Evidence: Flashbots' dominance post-Merge, controlling ~90% of Ethereum blocks, demonstrates the inevitable centralization of this specialized, capital-intensive role. Jito's $10B+ validator stake via its Solana MEV program shows the capital scale required.
Key Takeaways for Architects & VCs
PBS is not just a feature; it's a fundamental re-architecting of block production that creates new power dynamics and business models.
The Problem: MEV is a Tax, PBS is the Settlement
Unchecked MEV acts as a latency tax on users and a centralization force for validators. PBS formalizes this market, moving extraction from the shadows into a transparent auction.
- Key Benefit 1: User experience improves as front-running is commoditized and minimized.
- Key Benefit 2: Validator decentralization is preserved by separating block proposal from construction.
The Solution: Builders as Specialized Infrastructure
Builders are not miners; they are high-frequency optimization engines. Their edge comes from data pipeline latency, arbitrage algorithm sophistication, and cross-domain liquidity access.
- Key Benefit 1: Enables complex, cross-chain atomic bundles (see: Flashbots Suave, Across).
- Key Benefit 2: Creates a B2B market for block space, separating economic from consensus security.
The Risk: Builder Cartels & Centralization
The natural endpoint of PBS is oligopoly. The builder with the best data feeds, order flow, and capital will win most blocks, recreating miner centralization at a new layer.
- Key Benefit 1: This forces innovation in decentralized builder networks and MEV smoothing.
- Key Benefit 2: Creates investment thesis around vertical integration (e.g., searcher-builder-exchange).
The Future: Intents & Enshrined PBS
The endgame shifts from transaction execution to intent fulfillment. Users express desired outcomes; a network of solvers (builders/aggregators) compete to fulfill them optimally (see: UniswapX, CowSwap).
- Key Benefit 1: Radically better UX; abstraction of wallet gas and slippage.
- Key Benefit 2: Enshrined PBS (e.g., Ethereum's roadmap) bakes the auction into protocol, mitigating trust assumptions.
The Vertical: Cross-Chain MEV & Shared Sequencing
The largest MEV opportunity is atomic arbitrage across rollups. This demands a shared sequencer or interoperability layer that builders can plug into (see: Espresso, Astria, LayerZero).

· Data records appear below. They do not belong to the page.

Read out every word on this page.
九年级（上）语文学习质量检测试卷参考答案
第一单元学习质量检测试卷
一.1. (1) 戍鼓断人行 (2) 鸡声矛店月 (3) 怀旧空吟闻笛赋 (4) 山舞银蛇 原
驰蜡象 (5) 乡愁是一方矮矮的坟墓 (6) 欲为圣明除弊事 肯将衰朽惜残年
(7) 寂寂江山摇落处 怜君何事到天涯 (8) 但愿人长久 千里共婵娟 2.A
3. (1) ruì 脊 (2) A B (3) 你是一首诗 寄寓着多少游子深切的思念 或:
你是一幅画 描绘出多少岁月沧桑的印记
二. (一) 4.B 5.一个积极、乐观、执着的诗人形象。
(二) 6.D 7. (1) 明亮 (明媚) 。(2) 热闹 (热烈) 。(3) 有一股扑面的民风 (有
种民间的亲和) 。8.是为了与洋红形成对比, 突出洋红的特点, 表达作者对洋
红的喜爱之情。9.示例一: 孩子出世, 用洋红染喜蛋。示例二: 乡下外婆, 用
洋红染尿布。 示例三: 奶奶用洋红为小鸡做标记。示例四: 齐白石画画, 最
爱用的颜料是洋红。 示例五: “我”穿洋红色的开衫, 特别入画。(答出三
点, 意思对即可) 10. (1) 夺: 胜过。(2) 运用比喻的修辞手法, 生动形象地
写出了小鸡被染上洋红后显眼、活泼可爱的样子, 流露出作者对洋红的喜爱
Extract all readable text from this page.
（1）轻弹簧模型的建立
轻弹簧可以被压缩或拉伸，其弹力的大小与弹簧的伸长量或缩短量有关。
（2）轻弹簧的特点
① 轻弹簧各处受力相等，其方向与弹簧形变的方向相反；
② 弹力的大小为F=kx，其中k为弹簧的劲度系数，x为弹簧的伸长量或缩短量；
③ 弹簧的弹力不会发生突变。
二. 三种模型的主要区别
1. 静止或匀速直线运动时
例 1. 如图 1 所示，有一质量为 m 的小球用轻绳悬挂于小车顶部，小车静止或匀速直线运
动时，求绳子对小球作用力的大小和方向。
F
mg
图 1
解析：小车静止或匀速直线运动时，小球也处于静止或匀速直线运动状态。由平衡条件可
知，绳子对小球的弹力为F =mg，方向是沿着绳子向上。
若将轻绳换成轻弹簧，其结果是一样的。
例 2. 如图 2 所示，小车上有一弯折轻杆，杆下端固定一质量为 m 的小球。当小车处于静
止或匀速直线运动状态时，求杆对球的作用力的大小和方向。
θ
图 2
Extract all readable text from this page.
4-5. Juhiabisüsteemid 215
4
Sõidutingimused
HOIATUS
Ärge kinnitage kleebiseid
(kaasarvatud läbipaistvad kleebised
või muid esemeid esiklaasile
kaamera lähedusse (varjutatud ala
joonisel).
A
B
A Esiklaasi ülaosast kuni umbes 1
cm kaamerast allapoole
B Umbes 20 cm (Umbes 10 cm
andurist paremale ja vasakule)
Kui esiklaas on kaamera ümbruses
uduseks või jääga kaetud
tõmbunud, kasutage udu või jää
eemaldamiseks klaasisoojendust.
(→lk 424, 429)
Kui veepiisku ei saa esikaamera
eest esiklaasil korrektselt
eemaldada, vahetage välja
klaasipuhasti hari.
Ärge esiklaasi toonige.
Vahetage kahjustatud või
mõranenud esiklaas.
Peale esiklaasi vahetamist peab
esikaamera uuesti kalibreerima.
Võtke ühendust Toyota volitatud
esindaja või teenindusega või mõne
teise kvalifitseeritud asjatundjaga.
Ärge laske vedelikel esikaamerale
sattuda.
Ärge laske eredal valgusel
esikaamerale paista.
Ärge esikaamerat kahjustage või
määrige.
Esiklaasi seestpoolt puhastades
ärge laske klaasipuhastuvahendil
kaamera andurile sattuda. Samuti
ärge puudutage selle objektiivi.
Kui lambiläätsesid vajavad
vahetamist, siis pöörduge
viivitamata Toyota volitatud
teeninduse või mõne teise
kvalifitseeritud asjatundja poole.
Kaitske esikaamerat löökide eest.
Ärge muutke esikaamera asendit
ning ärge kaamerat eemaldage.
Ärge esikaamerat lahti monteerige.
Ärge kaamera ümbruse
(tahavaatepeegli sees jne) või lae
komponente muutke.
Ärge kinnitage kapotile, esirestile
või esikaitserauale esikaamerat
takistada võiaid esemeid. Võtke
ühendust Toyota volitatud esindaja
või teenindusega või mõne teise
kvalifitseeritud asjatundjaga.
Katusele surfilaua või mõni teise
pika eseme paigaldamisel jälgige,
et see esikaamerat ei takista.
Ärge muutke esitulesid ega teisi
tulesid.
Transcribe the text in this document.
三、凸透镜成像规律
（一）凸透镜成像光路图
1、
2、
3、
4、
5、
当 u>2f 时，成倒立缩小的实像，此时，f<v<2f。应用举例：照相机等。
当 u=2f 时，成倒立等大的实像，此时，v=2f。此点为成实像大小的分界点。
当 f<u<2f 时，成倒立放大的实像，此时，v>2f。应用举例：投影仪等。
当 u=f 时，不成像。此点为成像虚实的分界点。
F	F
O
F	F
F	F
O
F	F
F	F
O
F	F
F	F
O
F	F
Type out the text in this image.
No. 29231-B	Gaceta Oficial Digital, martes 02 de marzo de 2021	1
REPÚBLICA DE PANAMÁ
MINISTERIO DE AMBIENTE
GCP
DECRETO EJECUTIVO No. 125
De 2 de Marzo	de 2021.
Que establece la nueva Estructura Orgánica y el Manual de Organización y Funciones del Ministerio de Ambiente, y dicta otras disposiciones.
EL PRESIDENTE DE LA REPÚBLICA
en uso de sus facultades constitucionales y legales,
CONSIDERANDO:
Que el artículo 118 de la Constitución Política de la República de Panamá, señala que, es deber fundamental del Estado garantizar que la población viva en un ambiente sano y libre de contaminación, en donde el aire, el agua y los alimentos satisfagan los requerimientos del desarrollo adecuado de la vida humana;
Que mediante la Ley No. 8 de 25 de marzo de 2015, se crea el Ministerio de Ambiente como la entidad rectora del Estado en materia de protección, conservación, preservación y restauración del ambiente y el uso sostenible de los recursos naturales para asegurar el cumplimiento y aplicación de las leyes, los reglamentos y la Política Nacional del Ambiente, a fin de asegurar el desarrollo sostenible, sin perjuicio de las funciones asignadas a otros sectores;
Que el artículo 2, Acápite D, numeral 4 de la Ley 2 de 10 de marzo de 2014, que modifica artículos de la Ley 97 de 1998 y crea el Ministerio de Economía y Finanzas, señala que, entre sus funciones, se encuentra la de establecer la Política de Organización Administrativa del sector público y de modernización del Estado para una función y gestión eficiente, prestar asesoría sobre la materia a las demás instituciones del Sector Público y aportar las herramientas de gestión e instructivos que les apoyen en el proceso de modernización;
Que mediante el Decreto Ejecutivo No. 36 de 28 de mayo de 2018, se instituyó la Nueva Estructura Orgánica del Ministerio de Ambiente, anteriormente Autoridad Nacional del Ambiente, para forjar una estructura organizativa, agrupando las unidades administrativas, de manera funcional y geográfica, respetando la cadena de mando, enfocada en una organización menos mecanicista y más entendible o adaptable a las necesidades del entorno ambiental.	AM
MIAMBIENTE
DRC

- Key Benefit 1: Unlocks interchain value flow as a primary revenue stream.
- Key Benefit 2: Makes rollups more economically secure by attracting professional block producers.
The VC Playbook: Back the Enablers, Not Just the Builders
Invest in the infrastructure layer that builders depend on: ultra-low-latency data (e.g., Blocknative), RPC optimization, secure hardware (SGX/TEEs for encrypted mempools), and solver SDKs.
- Key Benefit 1: Infrastructure has higher defensibility than a single builder strategy.
- Key Benefit 2: Captures value across the entire PBS stack, not just the auction winner.